Hence, given that interest rates are a fraction of what they have been throughout past economic cycles, and that there has been only a very measured increase in private sector debt, there would appear to be considerable capacity for the private sector to absorb higher interest rates. If this is indeed the case, then the current policy of holding cash interest rates at an artificially low level is going to become increasingly difficult to justify. Economies have typically operated well when the prevailing level of interest rates is above that of the rate of inflation. Positive real interest rates provide the incentive for capital accumulation and subsequent investment in productive assets. A prolonged period of negative real interest rates will increasingly direct investments to real assets, such as property, whereby the stream of rental income, being inflation-linked, is destined to compound at a higher rate than the cost of capital (the interest rate). If rents rise faster than borrowing costs into the long term, almost any capital value for the real asset can be justified mathematically (Sydney real estate being a case in point). With these metrics in place, the incentive to invest productive assets, such as machinery, which depreciate over time, is reduced on a relative basis.

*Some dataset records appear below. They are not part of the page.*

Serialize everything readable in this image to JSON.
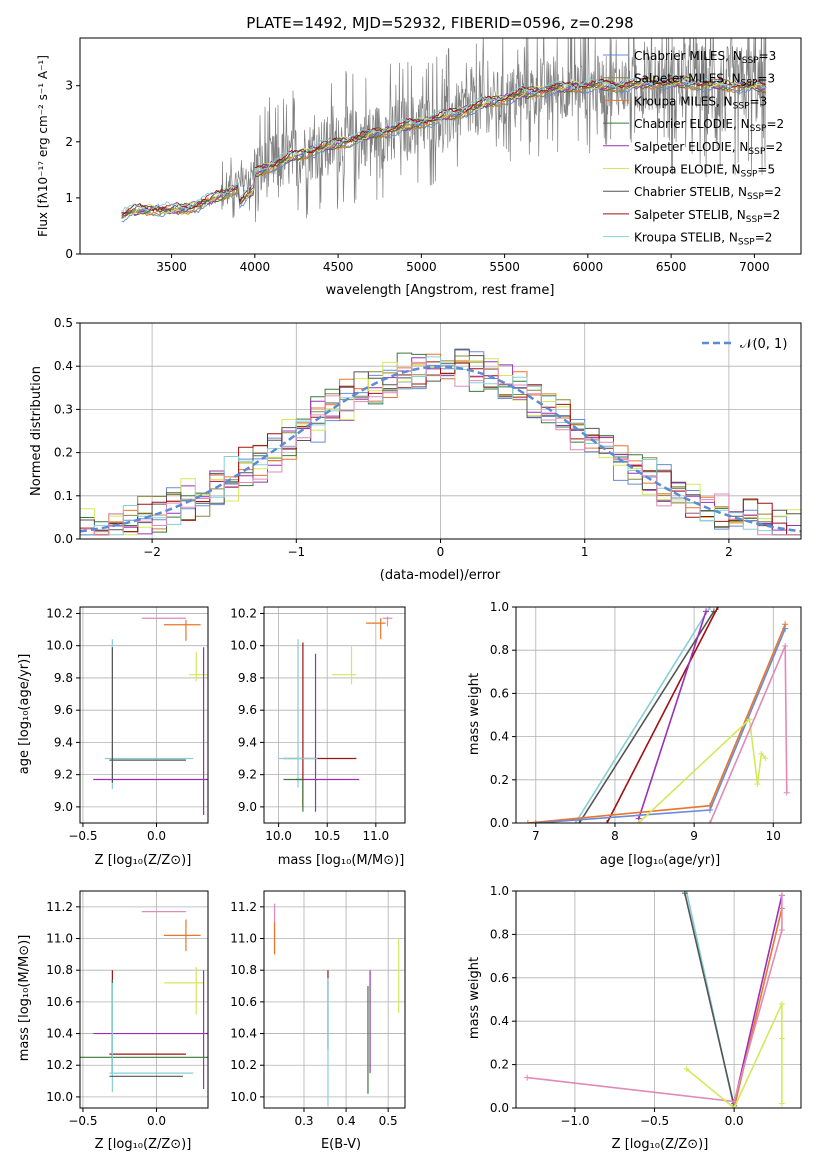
{
  "figure_title": "PLATE=1492, MJD=52932, FIBERID=0596, z=0.298",
  "colors": {
    "Chabrier MILES": "#6a8ad6",
    "Salpeter MILES": "#8a8a3a",
    "Kroupa MILES": "#e8762c",
    "Chabrier ELODIE": "#3a7a3a",
    "Salpeter ELODIE": "#9b30b8",
    "Kroupa ELODIE": "#d4e85a",
    "Chabrier STELIB": "#555555",
    "Salpeter STELIB": "#a01010",
    "Kroupa STELIB": "#86cfd6",
    "Extra": "#e08ab8",
    "data": "#808080",
    "normal_curve": "#5b8bd6"
  },
  "chart_data": [
    {
      "id": "spectrum",
      "type": "line",
      "title": "PLATE=1492, MJD=52932, FIBERID=0596, z=0.298",
      "xlabel": "wavelength [Angstrom, rest frame]",
      "ylabel": "Flux [fλ10⁻¹⁷ erg cm⁻² s⁻¹ A⁻¹]",
      "xlim": [
        2950,
        7280
      ],
      "ylim": [
        0,
        3.85
      ],
      "xticks": [
        "3500",
        "4000",
        "4500",
        "5000",
        "5500",
        "6000",
        "6500",
        "7000"
      ],
      "xtick_values": [
        3500,
        4000,
        4500,
        5000,
        5500,
        6000,
        6500,
        7000
      ],
      "yticks": [
        "0",
        "1",
        "2",
        "3"
      ],
      "ytick_values": [
        0,
        1,
        2,
        3
      ],
      "grid": false,
      "legend_position": "top-right",
      "legend": [
        {
          "name": "Chabrier MILES",
          "nssp": "3"
        },
        {
          "name": "Salpeter MILES",
          "nssp": "3"
        },
        {
          "name": "Kroupa MILES",
          "nssp": "3"
        },
        {
          "name": "Chabrier ELODIE",
          "nssp": "2"
        },
        {
          "name": "Salpeter ELODIE",
          "nssp": "2"
        },
        {
          "name": "Kroupa ELODIE",
          "nssp": "5"
        },
        {
          "name": "Chabrier STELIB",
          "nssp": "2"
        },
        {
          "name": "Salpeter STELIB",
          "nssp": "2"
        },
        {
          "name": "Kroupa STELIB",
          "nssp": "2"
        }
      ],
      "continuum": {
        "x": [
          3200,
          3300,
          3400,
          3500,
          3600,
          3700,
          3800,
          3900,
          4000,
          4200,
          4400,
          4600,
          4800,
          5000,
          5200,
          5400,
          5600,
          5800,
          6000,
          6200,
          6400,
          6600,
          6800,
          7000,
          7070
        ],
        "y": [
          0.7,
          0.78,
          0.8,
          0.78,
          0.82,
          0.92,
          1.05,
          1.2,
          1.45,
          1.7,
          1.9,
          2.05,
          2.2,
          2.35,
          2.5,
          2.7,
          2.85,
          2.95,
          3.0,
          3.0,
          3.05,
          3.05,
          3.0,
          3.0,
          2.95
        ]
      },
      "data_x_range": [
        3200,
        7070
      ]
    },
    {
      "id": "residuals",
      "type": "histogram",
      "xlabel": "(data-model)/error",
      "ylabel": "Normed distribution",
      "xlim": [
        -2.5,
        2.5
      ],
      "ylim": [
        0,
        0.5
      ],
      "xticks": [
        "−2",
        "−1",
        "0",
        "1",
        "2"
      ],
      "xtick_values": [
        -2,
        -1,
        0,
        1,
        2
      ],
      "yticks": [
        "0.0",
        "0.1",
        "0.2",
        "0.3",
        "0.4",
        "0.5"
      ],
      "ytick_values": [
        0,
        0.1,
        0.2,
        0.3,
        0.4,
        0.5
      ],
      "grid": true,
      "legend_position": "top-right",
      "legend": [
        {
          "name": "𝒩(0, 1)"
        }
      ],
      "bin_width": 0.1
    },
    {
      "id": "age_vs_Z",
      "type": "errorbar",
      "xlabel": "Z [log₁₀(Z/Z⊙)]",
      "ylabel": "age  [log₁₀(age/yr)]",
      "xlim": [
        -0.52,
        0.35
      ],
      "ylim": [
        8.9,
        10.24
      ],
      "xticks": [
        "−0.5",
        "0.0"
      ],
      "xtick_values": [
        -0.5,
        0
      ],
      "yticks": [
        "9.0",
        "9.2",
        "9.4",
        "9.6",
        "9.8",
        "10.0",
        "10.2"
      ],
      "ytick_values": [
        9.0,
        9.2,
        9.4,
        9.6,
        9.8,
        10.0,
        10.2
      ],
      "grid": true
    },
    {
      "id": "age_vs_mass",
      "type": "errorbar",
      "xlabel": "mass [log₁₀(M/M⊙)]",
      "ylabel": "",
      "xlim": [
        9.85,
        11.3
      ],
      "ylim": [
        8.9,
        10.24
      ],
      "xticks": [
        "10.0",
        "10.5",
        "11.0"
      ],
      "xtick_values": [
        10,
        10.5,
        11
      ],
      "yticks": [
        "9.0",
        "9.2",
        "9.4",
        "9.6",
        "9.8",
        "10.0",
        "10.2"
      ],
      "ytick_values": [
        9.0,
        9.2,
        9.4,
        9.6,
        9.8,
        10.0,
        10.2
      ],
      "grid": true
    },
    {
      "id": "massweight_vs_age",
      "type": "line",
      "xlabel": "age  [log₁₀(age/yr)]",
      "ylabel": "mass weight",
      "xlim": [
        6.75,
        10.35
      ],
      "ylim": [
        0,
        1
      ],
      "xticks": [
        "7",
        "8",
        "9",
        "10"
      ],
      "xtick_values": [
        7,
        8,
        9,
        10
      ],
      "yticks": [
        "0.0",
        "0.2",
        "0.4",
        "0.6",
        "0.8",
        "1.0"
      ],
      "ytick_values": [
        0,
        0.2,
        0.4,
        0.6,
        0.8,
        1.0
      ],
      "grid": true
    },
    {
      "id": "mass_vs_Z",
      "type": "errorbar",
      "xlabel": "Z [log₁₀(Z/Z⊙)]",
      "ylabel": "mass [log₁₀(M/M⊙)]",
      "xlim": [
        -0.52,
        0.35
      ],
      "ylim": [
        9.93,
        11.3
      ],
      "xticks": [
        "−0.5",
        "0.0"
      ],
      "xtick_values": [
        -0.5,
        0
      ],
      "yticks": [
        "10.0",
        "10.2",
        "10.4",
        "10.6",
        "10.8",
        "11.0",
        "11.2"
      ],
      "ytick_values": [
        10,
        10.2,
        10.4,
        10.6,
        10.8,
        11.0,
        11.2
      ],
      "grid": true
    },
    {
      "id": "mass_vs_ebv",
      "type": "errorbar",
      "xlabel": "E(B-V)",
      "ylabel": "",
      "xlim": [
        0.205,
        0.54
      ],
      "ylim": [
        9.93,
        11.3
      ],
      "xticks": [
        "0.3",
        "0.4",
        "0.5"
      ],
      "xtick_values": [
        0.3,
        0.4,
        0.5
      ],
      "yticks": [
        "10.0",
        "10.2",
        "10.4",
        "10.6",
        "10.8",
        "11.0",
        "11.2"
      ],
      "ytick_values": [
        10,
        10.2,
        10.4,
        10.6,
        10.8,
        11.0,
        11.2
      ],
      "grid": true
    },
    {
      "id": "massweight_vs_Z",
      "type": "line",
      "xlabel": "Z [log₁₀(Z/Z⊙)]",
      "ylabel": "mass weight",
      "xlim": [
        -1.37,
        0.42
      ],
      "ylim": [
        0,
        1
      ],
      "xticks": [
        "−1.0",
        "−0.5",
        "0.0"
      ],
      "xtick_values": [
        -1,
        -0.5,
        0
      ],
      "yticks": [
        "0.0",
        "0.2",
        "0.4",
        "0.6",
        "0.8",
        "1.0"
      ],
      "ytick_values": [
        0,
        0.2,
        0.4,
        0.6,
        0.8,
        1.0
      ],
      "grid": true
    }
  ]
}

The long-term policy objective of central banks should be to return the general level of interest rates to being above the level of inflation. As would appear to be increasingly likely, long-term inflation is expected to return to the target 2% to 3% range. In the past, cash rates have averaged approximately 1% higher than inflation. In addition, typically, the shape of the yield curve is positive, with 10-year government bonds being an average 0.6% higher than the cash rate. As such, a cash rate of 3.5% and a 10-year bond yield of 4.1% should not be considered extraordinary. This is, however, a long way from current bond market pricing and, indeed, central bank guidance. 

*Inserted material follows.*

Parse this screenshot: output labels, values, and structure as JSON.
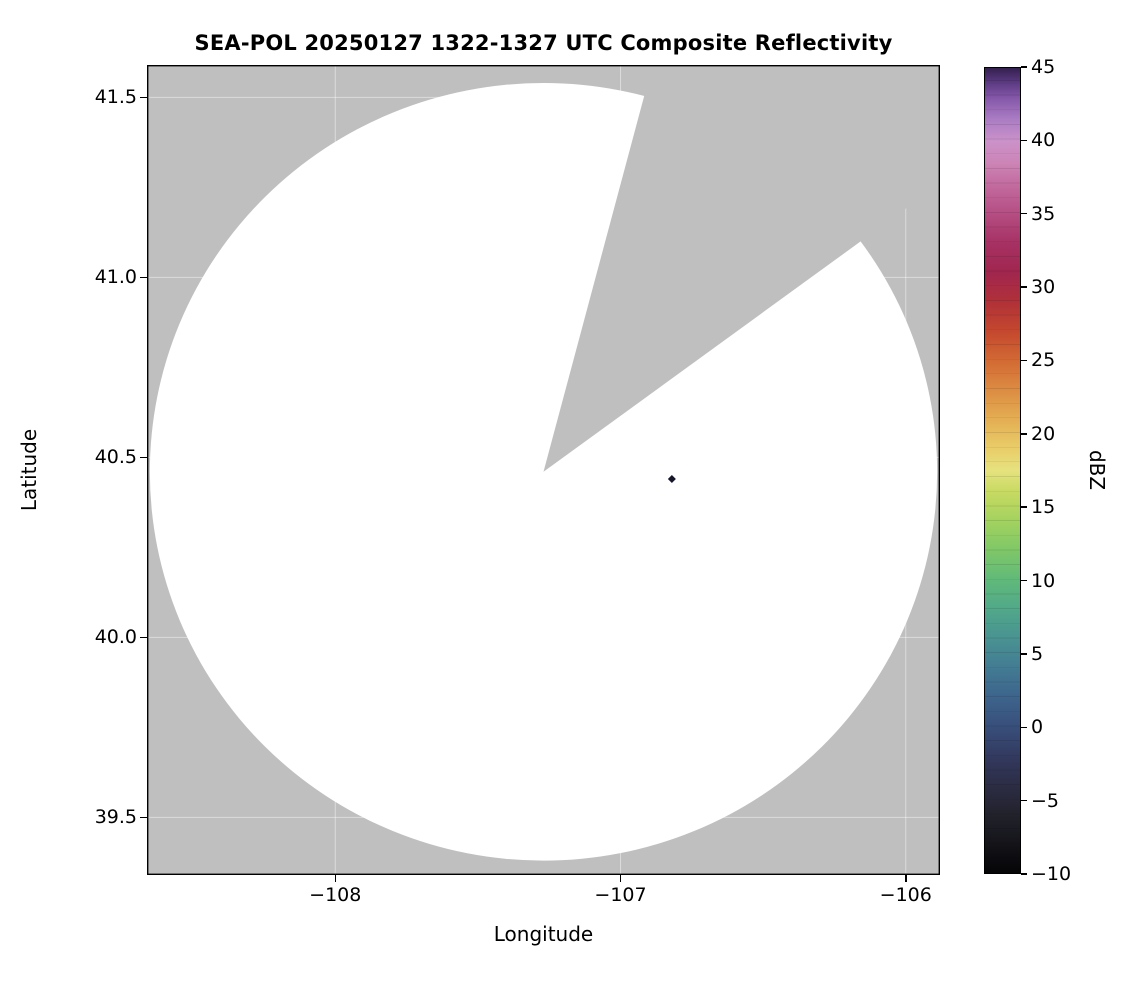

With the labour market currently strong and job vacancies at record highs, the rationale for delaying the change to normality in interest rates is becoming less clear. Inefficiency in resource allocation, inequity in wealth distribution and lower rates of homeownership are some of the prices being paid for the current policy. These considerations will start to weigh more heavily on central banks in the absence of the case for “emergency settings”. Positive real interest rates are needed for long term economic efficiency, growth and equilibrium and should not be feared by central banks, nor indeed share market investors.